Shota Nakajima, the chef of rarefied Seattle Japanese restaurant Naka, effuses, “I love takoyaki!” He says it’s one of the main street foods in Osaka, where he trained and takoyaki originated—meaning, he notes, “They have more of them than Starbucks in Seattle.”
I first had takoyaki stateside and loved it. Then, a few years ago on a trip to Thailand, I was disallowed by my travel companion from stopping at a takoyaki stand set up near the escalator inside a Bangkok mall. I hadn’t been able to let that disappointment rest.
Even those who find the idea of octopus off-putting will probably love takoyaki. The amount of meat is small, just enough to provide a little chewy center at the middle of a fluffy, waffle-like little sphere.
Takoyaki done right has so much going for it: a crispy outer shell, a light-and-squishy savory interior, an instant of contrasting octopus texture, toppings that not only hit the creamy and the umami spots but also actually put on a show.

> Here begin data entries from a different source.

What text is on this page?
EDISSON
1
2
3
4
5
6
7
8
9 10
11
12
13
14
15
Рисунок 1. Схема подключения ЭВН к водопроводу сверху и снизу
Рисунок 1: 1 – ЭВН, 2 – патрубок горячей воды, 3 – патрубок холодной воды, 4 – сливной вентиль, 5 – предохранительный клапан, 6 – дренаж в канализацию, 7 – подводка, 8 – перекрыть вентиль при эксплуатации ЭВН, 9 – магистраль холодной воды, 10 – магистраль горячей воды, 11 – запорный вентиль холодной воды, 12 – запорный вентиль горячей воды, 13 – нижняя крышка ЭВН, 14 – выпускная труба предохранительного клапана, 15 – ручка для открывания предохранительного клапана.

Of course, if you’re ambitious, you can make your own takoyaki. The Internet’s rife with recipes. I haven’t gone this route yet. It seems akin to making your own french fries — something you could master with time, trouble and expense, while right out there in the food court, they’re being made perfectly, in a matter of minutes, with expertise. Tako Kyuuban Takoyaki Seattle’s takoyaki-makers told me they never get bored with making them, it’s just boring waiting for people to come order them.